Despite a massive education and testing program, the IWF has continued on a probationary status by the International Olympic Committee. Its place on the 2020 Tokyo program is assured – but with a significant cut in the number of athletes – but it is not confirmed for Paris 2024 and beyond.

And that’s the danger posed by the announcement on Tuesday that four Thai women were found to be doping at the 2018 World Championships in Turkmenistan:

Thunya Sukcharoen (45 kg) ~ 2018 World Championships gold medalist (Combined, Snatch and Clean & Jerk).

Sopita Tanasan (49 kg) ~ 2018 World Championships fourth place; Snatch gold medalist (with a world record).

Sukanya Srisurat (55 kg) ~ 2018 World Championships gold medalist (Combined, Snatch and Clean & Jerk, with three world records).

Chitchanok Pulsabsakul (+87 kg) ~ 2018 World Championships sixth place.

These four positives are in addition to two positives announced last 23 December:

Duanganksnorn Chaidee (women’s +87 kg) ~ 2018 World Championships bronze medalist (Combined and Clean & Jerk).

Teerapat Chomchuen (men’s 55 kg) ~ 2018 World Championships bronze in Clean & Jerk (missed all three Snatch lifts).

Tanasan (48 kg) and Srisurat (58 kg) were Olympic gold medalists in Rio in 2016. Srisurat and Pulsabsakul are second-time losers: both were sanctioned for doping in 2011 and both were suspended for two years.

That’s six positives at the 2018 Worlds and the IWF adopted strict rules for national federations with doping positives. The 2018 IWF Anti-Doping Policy’s Rule 12 requires that the Thai federation pay $5,000 plus the costs of testing for each positive. Further, Rule 12.5 states that for three or more violations within a calendar year, the IWF’s Independent Panel on doping can impose sanctions of:

● Suspension of the federation for up to four years;
● Impose a fine; for six violations, this could be up to $200,000;
● Ban and or all team officials for up to two years.

Inconveniently for Thailand and the IWF, the 2019 World Championships are slated to be held in Pattaya (THA) from 16-25 September. The IWF could be looking for a replacement quickly (and the U.S. would be a prime candidate after well-run championships in Houston and Anaheim in 2015 and 2017).

The IWF took great pains in its statement to emphasize that “Despite testing about 52% of all participating athletes at the 2018 IWF World Championships, no AAFs were initially recorded. But further analysis in collaboration with the IWF’s Athlete Passport Management Unit, the Cologne anti-doping laboratory, saw further analysis carried out on target athletes’ samples using the most sophisticated available technique: Gas Chromatography-Combustion-Isotope Ratio Mass Spectrometry (GC-C-IRMS). As a result, four additional AAFs by Thai weightlifters were revealed.”

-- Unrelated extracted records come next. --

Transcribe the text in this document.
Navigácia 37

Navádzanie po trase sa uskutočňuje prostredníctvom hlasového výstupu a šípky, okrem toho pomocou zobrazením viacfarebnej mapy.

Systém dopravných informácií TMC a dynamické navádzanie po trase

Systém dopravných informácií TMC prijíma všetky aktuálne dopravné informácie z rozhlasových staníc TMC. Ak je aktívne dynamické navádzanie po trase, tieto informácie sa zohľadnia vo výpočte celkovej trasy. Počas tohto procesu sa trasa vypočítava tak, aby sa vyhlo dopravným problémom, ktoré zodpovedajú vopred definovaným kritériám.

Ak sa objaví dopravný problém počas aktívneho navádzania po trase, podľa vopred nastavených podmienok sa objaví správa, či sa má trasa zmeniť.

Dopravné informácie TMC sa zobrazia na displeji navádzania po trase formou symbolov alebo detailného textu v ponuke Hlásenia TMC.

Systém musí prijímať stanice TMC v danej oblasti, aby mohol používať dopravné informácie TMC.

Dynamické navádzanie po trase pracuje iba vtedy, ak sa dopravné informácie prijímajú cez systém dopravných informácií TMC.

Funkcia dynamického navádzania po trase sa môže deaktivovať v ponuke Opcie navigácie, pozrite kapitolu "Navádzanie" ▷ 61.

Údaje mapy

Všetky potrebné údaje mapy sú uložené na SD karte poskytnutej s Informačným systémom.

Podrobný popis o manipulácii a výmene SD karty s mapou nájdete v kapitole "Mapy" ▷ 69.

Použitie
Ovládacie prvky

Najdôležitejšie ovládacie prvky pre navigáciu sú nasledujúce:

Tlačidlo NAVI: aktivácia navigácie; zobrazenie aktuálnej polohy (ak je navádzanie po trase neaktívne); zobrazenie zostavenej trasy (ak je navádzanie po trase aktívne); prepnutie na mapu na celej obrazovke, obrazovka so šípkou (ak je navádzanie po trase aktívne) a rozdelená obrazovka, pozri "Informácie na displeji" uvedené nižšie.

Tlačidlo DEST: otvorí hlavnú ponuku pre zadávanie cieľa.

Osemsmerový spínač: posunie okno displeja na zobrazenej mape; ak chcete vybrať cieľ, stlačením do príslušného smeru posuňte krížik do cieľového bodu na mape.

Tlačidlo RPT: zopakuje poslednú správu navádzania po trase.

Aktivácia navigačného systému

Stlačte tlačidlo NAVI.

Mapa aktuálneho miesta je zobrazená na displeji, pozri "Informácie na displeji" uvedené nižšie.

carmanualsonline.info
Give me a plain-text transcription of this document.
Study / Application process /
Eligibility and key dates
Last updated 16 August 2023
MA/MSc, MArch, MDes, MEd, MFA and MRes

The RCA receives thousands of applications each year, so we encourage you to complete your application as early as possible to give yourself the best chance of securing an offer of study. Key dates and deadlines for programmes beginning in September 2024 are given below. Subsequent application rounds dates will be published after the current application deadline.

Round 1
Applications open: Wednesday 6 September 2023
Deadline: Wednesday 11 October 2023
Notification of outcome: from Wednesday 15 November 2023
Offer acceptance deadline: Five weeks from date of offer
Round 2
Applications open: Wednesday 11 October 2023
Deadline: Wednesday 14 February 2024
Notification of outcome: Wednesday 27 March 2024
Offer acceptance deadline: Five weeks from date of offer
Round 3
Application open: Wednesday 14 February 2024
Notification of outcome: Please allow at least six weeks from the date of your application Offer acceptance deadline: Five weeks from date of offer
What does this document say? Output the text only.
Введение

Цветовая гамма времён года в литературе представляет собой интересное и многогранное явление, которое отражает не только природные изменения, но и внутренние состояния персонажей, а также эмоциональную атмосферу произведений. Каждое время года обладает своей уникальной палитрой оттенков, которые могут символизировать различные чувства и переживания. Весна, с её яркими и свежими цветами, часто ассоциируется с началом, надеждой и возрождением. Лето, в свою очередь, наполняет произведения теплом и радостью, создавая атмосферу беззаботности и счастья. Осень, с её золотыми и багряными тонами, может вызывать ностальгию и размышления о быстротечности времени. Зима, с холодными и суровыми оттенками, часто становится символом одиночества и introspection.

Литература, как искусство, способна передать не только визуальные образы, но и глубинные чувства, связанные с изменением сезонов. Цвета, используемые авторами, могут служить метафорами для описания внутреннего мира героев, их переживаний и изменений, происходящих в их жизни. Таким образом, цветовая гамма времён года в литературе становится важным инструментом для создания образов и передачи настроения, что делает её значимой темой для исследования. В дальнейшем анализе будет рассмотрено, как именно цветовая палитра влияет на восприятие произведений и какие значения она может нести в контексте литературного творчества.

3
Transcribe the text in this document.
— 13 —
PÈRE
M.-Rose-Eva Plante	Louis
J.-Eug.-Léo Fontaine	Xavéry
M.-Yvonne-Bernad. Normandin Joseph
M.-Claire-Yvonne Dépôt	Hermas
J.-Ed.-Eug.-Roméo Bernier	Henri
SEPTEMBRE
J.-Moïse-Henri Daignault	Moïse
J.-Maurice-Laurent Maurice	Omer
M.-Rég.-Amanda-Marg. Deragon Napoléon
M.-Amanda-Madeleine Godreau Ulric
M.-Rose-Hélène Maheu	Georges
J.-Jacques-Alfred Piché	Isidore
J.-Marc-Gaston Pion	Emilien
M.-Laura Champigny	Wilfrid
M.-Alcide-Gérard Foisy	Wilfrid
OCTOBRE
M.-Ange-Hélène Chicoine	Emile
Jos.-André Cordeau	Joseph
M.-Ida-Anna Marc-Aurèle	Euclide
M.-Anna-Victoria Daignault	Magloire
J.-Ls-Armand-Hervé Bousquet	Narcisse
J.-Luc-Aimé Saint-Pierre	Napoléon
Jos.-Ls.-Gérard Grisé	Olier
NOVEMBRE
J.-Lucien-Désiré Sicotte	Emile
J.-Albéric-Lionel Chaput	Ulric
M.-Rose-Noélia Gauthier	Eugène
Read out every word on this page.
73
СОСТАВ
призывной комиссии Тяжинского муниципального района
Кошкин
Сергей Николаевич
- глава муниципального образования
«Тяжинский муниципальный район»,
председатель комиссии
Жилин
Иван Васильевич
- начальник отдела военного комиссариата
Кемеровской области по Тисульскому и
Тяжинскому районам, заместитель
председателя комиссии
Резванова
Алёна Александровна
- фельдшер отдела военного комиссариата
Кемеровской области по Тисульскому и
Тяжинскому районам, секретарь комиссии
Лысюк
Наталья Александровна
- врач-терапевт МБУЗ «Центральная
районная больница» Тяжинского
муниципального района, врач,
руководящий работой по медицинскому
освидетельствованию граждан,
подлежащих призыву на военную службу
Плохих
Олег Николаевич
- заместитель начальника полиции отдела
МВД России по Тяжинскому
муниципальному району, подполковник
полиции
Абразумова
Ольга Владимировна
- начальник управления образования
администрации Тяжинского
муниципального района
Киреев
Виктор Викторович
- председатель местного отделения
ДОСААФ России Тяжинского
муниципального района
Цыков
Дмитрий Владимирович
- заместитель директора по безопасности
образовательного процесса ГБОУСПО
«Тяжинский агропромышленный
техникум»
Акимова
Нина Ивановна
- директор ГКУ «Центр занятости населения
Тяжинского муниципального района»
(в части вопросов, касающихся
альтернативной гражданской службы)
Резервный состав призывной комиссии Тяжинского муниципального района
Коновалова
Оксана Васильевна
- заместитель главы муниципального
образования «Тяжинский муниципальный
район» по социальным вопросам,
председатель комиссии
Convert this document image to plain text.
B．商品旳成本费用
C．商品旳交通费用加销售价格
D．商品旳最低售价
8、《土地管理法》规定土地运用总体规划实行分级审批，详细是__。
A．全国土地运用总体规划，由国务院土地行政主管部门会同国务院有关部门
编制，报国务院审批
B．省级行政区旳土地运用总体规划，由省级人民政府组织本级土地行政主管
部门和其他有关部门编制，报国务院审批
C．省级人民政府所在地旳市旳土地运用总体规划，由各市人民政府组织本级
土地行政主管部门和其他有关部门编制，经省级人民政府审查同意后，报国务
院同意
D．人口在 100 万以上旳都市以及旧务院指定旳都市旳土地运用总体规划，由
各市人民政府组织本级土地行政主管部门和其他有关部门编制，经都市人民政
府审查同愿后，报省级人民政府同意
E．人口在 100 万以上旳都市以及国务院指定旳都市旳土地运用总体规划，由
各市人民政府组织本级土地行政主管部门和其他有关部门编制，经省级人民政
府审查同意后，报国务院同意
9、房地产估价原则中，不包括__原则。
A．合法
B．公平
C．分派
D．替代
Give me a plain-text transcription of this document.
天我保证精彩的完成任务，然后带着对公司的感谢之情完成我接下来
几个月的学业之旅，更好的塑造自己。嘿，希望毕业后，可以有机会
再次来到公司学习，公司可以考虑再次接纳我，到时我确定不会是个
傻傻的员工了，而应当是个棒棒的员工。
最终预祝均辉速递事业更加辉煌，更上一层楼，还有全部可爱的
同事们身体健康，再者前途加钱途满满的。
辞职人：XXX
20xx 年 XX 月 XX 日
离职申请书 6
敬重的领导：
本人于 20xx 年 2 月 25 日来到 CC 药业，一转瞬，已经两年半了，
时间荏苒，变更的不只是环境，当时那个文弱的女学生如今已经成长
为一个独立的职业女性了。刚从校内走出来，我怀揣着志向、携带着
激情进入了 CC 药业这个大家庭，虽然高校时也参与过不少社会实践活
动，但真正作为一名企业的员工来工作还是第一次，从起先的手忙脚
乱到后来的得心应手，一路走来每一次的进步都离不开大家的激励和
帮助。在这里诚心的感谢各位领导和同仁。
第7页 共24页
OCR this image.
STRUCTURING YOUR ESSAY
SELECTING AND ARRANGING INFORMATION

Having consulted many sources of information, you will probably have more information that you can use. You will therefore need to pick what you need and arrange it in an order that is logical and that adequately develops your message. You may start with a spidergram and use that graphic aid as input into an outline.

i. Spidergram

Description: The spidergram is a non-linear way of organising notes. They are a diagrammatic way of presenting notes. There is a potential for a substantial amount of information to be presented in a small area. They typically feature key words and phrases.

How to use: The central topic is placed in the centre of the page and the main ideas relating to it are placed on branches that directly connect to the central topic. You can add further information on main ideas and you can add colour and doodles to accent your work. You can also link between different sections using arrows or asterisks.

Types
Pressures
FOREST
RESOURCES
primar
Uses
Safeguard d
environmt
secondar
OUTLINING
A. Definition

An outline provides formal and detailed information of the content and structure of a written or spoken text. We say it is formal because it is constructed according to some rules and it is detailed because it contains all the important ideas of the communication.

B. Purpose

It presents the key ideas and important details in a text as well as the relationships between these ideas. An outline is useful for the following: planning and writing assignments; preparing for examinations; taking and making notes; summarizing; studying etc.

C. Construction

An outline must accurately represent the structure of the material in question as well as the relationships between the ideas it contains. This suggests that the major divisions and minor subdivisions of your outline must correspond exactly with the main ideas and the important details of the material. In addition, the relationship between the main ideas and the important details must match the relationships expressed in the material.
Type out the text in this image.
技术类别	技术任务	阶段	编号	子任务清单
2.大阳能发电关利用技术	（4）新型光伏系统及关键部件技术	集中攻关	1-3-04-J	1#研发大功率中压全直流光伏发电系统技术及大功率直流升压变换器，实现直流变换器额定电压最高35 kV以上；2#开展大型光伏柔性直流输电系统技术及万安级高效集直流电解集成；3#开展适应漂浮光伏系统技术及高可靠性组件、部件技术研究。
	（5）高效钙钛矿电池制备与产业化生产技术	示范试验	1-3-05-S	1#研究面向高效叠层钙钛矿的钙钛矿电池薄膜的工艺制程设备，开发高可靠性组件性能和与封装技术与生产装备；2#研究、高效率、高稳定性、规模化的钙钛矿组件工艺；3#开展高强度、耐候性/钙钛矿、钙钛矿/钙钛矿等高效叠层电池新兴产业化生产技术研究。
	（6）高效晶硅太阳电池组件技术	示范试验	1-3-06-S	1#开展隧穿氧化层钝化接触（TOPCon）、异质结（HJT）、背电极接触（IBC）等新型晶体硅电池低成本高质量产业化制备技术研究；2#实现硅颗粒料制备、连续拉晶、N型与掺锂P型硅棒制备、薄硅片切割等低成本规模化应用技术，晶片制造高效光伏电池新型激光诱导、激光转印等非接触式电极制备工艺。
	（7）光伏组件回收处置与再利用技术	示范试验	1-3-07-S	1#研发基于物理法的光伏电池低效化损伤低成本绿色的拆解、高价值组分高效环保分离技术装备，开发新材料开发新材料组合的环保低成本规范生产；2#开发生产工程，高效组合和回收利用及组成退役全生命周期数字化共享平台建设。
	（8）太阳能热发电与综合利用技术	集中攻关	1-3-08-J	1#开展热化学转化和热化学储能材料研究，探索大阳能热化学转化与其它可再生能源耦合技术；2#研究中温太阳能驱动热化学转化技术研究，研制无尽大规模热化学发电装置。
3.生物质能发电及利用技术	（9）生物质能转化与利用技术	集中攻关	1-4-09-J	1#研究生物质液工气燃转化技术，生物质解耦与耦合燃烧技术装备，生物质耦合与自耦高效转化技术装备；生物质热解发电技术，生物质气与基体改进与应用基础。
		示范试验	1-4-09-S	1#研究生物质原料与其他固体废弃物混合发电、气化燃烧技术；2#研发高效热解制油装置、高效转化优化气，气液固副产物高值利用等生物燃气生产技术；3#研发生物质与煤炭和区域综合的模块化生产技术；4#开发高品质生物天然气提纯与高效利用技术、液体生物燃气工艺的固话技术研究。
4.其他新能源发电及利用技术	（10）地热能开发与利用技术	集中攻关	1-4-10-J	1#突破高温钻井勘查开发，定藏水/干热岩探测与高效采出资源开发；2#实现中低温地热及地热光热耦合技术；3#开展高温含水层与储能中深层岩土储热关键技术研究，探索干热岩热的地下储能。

And the federation is well aware of what is at stake here:

“By the IWF’s actions in recent years, the IWF has repeatedly demonstrated its willingness to make the most difficult decisions in favour of protecting clean athletes and promoting clean sport. The IWF remains committed to implement the most advanced testing techniques to ensure that the very small minority who cheat are identified and sanctioned. With the IWF’s anti-doping efforts before, during and after the 2018 IWF World Weightlifting Championships, this was proven once again. With the support of IWF’s partners, the IWF will continue to send out a very clear message that there is no place for doping in weightlifting. …

“The IWF previously suspended nine Member Federation, accompanied their suspension with education and rehabilitation, in order to change cultures in high-risk countries. While it is regrettable that such support should be needed for a Member Federation, the IWF will not hesitate to provide it if necessary.”

This is a bad look for the IWF and for weightlifting, even as the number of doping positives has receded in recent years. Expect some harsh words from the IOC Executive Board for weightlifting at its next meeting, and for further measures from the IWF to show its effort to stamp out doping.